TL;DR for operators

Most enterprise AI governance still asks the comfortable question: did the model give an acceptable answer? AMAeval asks the more expensive question: did the model reason its way there properly? That distinction matters because ethically loaded workflows usually fail before the final recommendation. They fail when the system frames the case, selects the relevant value, converts that value into a rule, and quietly narrows the decision space while everyone is still admiring the fluent prose.

The paper behind AMAeval formalises an Artificial Moral Assistant as a system that performs two linked moves: first, abductive reasoning from abstract values to situation-specific precepts; second, deductive evaluation of whether an action and its consequences satisfy or contradict those precepts.1 In less academic English: the system must translate “fairness”, “care”, “loyalty”, “authority”, or “sanctity” into a rule for this case, then apply that rule consistently. The first step is framing. The second step is checking. Businesses tend to over-test the second and under-test the first, because checklists are easier than judgement. Naturally.
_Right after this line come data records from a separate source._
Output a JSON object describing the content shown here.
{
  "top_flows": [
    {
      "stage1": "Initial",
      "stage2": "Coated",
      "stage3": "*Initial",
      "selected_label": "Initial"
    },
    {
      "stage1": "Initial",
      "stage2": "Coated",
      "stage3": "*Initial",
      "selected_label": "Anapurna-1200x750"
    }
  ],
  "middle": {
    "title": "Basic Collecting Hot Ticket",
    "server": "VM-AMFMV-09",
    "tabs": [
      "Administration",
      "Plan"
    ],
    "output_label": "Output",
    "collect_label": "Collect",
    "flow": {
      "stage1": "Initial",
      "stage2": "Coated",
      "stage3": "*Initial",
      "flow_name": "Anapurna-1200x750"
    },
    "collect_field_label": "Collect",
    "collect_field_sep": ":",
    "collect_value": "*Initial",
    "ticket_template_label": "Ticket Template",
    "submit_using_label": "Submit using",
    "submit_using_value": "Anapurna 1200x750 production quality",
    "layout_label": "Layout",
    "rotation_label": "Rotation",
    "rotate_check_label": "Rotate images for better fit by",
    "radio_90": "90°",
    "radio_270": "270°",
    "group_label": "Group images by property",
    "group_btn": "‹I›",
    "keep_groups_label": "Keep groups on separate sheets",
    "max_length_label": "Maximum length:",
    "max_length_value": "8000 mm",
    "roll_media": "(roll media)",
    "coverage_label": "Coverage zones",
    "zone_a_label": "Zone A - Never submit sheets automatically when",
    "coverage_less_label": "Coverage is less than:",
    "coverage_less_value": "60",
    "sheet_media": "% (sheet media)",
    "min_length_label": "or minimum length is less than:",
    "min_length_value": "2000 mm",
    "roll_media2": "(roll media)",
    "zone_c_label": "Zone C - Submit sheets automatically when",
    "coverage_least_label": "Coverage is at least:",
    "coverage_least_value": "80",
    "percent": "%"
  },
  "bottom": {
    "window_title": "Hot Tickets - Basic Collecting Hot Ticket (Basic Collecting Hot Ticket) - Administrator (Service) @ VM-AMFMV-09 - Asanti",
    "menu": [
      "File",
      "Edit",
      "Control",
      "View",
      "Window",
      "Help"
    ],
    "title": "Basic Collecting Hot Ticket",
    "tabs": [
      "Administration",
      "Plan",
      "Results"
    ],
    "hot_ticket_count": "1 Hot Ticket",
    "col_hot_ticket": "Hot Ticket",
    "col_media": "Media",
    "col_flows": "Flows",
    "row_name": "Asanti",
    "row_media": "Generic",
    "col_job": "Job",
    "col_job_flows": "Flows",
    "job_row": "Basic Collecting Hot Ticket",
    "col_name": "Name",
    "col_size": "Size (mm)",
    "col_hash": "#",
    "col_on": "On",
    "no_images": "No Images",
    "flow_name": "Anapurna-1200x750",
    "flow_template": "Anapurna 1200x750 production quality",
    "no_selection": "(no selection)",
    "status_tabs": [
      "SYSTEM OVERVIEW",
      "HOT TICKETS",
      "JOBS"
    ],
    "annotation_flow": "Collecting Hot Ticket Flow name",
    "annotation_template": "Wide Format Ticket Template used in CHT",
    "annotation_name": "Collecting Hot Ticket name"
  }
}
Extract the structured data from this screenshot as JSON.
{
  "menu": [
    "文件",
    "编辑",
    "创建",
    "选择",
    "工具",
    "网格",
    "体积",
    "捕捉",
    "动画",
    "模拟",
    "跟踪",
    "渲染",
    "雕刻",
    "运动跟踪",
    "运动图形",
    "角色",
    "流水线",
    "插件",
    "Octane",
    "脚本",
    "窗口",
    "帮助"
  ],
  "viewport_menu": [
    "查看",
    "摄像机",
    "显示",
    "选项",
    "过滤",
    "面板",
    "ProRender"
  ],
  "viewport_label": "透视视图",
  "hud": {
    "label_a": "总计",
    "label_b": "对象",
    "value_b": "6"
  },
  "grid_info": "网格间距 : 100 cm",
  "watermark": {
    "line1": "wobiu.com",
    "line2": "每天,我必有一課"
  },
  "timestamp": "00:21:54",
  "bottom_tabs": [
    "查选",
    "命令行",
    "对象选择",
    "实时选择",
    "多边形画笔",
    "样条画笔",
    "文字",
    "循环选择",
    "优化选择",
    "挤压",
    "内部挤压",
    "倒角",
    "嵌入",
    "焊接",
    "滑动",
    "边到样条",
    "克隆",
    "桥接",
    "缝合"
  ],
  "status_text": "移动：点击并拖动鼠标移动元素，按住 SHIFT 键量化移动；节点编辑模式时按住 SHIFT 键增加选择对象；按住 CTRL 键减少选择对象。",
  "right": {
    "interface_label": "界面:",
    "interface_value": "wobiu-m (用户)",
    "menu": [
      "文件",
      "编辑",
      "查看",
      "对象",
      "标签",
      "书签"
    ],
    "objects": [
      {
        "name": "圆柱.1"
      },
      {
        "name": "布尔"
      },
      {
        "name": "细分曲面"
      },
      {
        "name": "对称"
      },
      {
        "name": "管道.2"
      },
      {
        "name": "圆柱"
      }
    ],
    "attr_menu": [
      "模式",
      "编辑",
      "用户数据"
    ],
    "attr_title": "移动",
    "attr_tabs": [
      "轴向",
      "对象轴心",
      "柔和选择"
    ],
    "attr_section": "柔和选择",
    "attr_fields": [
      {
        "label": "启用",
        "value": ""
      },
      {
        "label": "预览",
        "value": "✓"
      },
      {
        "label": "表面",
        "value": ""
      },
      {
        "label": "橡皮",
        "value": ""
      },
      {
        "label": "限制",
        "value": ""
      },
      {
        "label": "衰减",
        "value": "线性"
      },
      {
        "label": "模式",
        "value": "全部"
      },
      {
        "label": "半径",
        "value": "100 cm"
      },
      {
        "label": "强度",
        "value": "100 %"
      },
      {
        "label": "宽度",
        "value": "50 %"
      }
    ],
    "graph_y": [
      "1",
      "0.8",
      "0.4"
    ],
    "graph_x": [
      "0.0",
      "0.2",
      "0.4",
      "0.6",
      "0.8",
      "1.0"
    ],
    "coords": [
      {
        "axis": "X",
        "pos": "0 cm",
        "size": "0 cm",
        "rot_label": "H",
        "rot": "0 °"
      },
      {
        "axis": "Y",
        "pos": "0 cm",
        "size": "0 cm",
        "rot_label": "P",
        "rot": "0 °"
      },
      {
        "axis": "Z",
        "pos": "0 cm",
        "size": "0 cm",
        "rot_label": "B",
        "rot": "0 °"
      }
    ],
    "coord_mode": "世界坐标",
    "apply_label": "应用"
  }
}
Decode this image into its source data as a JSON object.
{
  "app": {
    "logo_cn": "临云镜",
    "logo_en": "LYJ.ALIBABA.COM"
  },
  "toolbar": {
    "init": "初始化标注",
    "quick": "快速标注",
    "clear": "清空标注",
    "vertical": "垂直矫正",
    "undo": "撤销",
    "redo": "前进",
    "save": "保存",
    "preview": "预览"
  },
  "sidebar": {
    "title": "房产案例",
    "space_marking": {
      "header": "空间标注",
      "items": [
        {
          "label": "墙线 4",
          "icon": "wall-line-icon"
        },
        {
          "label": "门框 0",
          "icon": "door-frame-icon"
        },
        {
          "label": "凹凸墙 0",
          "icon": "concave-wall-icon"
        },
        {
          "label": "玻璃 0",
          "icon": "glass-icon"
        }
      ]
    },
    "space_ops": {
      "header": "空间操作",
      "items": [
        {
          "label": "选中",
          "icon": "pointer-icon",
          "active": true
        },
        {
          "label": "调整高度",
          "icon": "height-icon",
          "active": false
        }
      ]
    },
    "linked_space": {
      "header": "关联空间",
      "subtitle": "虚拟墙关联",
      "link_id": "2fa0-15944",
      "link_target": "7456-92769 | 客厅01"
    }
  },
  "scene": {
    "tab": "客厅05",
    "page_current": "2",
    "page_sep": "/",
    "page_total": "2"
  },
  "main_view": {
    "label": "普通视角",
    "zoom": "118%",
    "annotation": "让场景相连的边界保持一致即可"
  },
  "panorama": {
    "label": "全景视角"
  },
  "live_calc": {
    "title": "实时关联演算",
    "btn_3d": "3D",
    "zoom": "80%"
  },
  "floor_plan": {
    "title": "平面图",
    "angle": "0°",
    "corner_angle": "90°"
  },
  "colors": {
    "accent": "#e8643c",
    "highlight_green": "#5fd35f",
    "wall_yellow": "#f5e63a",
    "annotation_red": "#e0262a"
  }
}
The findings are useful precisely because they are not a victory lap. Across the tested open models, abductive moral reasoning is weaker than deductive checking. The best composite AMA scores come from Qwen 2.5-32B at 62.19 and Gemma 3-12B at 61.94, with Gemma 3-27B and Qwen 2.5-72B close behind. But the headline is not “which model wins?” The headline is that static verification and dynamic generation are distinct capabilities, model scale helps but does not solve the problem cleanly, and final-answer ethics benchmarks miss the part of the system where enterprise risk often enters: the framing of the case.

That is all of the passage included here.